Little is known, however, about how words/primitives would be formed from low-level signals measured at each dof. Here we introduce the SB-ST method, a bottom-up approach to find full-body postural primitives as a set of key postures, that is, vectors corresponding to key relationships among dofs (such as joint rotations) which we call spatial basis (SB) and second, we impose a parametric model to the spatio-temporal (ST) profiles of each SB vector. We showcase the method by applying SB vectors and ST parameters to study vertical jumps of young adults (YAD) typically developing (TD) children and children with Developmental Coordination Disorder (DCD) obtained with motion capture. We also go over a number of other topics related with compositionality: we introduce a top-down system of tool-use primitives based on kinematic events between body parts and objects. The kinematic basis of these events is inspired by the hand-to-object velocity signature reported by movement psychologists in the 1980’s. We discuss the need for custom-made movement measurement strategies to study action primitives on some target populations, for example infants. Having the right tools to record infant movement would be of help, for example, to research in Autism Spectrum Disorder (ASD) where early sensorimotor abnormalities were shown to be linked to future diagnoses of ASD and the development of the typical social traits ASD is mostly known for. We continue the discussion on infant movement measurement where we present an alternative way of processing movement data by using textual descriptions as re- placements to the actual movement signals observed in infant behavioral trials. We explore the fact that these clinical descriptions are freely available as a byproduct of the diagnosis process itself. A typical/atypical classification experiment shows that, at the level of sentences, traditionally used text features in Natural Language Processing such as term frequencies and TF-IDF computed from unigrams and bigrams can be potentially helpful.

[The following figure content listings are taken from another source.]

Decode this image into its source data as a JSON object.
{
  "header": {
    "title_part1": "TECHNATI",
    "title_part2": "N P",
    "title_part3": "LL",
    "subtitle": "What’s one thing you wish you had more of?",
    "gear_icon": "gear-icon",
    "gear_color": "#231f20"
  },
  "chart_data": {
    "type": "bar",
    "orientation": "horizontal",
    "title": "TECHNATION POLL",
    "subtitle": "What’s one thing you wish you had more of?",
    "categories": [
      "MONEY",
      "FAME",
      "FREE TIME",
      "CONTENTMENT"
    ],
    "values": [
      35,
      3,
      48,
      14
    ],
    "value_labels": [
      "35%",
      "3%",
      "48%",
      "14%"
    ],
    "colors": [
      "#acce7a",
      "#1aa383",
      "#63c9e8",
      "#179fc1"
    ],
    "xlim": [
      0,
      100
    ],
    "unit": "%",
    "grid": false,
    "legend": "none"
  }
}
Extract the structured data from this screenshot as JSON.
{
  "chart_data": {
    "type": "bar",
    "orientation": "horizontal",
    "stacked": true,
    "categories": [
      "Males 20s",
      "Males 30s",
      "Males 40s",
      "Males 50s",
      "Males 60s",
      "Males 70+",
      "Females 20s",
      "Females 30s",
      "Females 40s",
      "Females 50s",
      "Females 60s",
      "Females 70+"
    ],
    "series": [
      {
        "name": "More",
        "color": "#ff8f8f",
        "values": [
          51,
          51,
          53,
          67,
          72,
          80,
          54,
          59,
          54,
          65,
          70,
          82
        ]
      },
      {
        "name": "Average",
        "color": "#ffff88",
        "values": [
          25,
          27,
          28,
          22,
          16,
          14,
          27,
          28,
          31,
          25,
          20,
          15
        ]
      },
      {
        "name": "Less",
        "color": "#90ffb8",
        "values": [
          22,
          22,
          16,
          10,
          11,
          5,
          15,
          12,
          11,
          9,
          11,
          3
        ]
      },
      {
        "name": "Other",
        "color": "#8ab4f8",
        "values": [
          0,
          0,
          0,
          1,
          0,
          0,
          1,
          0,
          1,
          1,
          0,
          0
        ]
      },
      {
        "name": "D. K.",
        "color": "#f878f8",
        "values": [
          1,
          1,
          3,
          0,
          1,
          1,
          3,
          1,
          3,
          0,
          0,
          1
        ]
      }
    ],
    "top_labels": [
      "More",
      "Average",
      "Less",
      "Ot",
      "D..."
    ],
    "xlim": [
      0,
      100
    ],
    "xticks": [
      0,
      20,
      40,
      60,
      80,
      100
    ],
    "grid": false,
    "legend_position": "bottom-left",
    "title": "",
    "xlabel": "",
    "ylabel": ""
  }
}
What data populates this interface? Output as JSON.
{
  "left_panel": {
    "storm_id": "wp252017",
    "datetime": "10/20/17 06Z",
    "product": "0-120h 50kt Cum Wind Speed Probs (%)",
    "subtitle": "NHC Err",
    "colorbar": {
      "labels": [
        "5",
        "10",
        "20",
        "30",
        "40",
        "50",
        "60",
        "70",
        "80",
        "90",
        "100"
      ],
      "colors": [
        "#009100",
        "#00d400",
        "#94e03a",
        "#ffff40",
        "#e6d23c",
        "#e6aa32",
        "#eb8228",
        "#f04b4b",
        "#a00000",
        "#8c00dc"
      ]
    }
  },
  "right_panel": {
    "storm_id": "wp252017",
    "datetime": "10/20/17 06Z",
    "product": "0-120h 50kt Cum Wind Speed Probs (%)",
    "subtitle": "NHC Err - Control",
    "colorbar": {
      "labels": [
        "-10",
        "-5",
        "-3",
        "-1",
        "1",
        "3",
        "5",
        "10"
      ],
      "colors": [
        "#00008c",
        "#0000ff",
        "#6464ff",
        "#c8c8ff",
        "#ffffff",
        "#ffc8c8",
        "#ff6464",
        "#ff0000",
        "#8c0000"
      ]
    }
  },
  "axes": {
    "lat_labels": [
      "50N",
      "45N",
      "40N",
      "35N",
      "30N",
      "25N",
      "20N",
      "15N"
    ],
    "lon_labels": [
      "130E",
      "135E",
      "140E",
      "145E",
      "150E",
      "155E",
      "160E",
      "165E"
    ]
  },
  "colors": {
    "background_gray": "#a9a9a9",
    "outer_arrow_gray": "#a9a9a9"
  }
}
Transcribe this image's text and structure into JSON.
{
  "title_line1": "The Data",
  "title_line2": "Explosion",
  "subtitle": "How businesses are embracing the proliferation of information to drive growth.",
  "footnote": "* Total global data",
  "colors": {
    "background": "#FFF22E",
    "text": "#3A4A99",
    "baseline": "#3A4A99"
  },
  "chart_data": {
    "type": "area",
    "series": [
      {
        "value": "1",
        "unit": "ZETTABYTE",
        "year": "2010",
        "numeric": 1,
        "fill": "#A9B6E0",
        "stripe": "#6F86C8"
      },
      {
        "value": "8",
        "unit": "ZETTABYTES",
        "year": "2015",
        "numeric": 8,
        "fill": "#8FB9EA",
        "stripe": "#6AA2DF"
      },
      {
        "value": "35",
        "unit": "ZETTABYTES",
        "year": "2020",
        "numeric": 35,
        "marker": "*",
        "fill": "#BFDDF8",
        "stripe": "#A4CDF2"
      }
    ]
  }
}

In the end, we sketch a conceptual, compositional model of action generation based on exploratory results on the jump data, according to which the presence of disorders would be related not to differences in key postures, but in how they are controlled throughout execution. We next discuss the nature of action and actor information representation by analyzing a second dataset with arm-only data (bi-manual coordination and object manipulations) with more target populations than in the jump dataset: TD and DCD children, YAD and seniors with and without Parkinson’s Disease (PD). Multiple group analyses on dofs coupled with explained variances at SB representations suggest that the cost of representing a task as performed by an actor may be equivalent to the cost of representing the task alone.

Plus, group discriminating information appears to be more compressed than task-only discriminating information, and because this compression happens at the top spatial bases, we conjecture that groups may be recognized faster than tasks.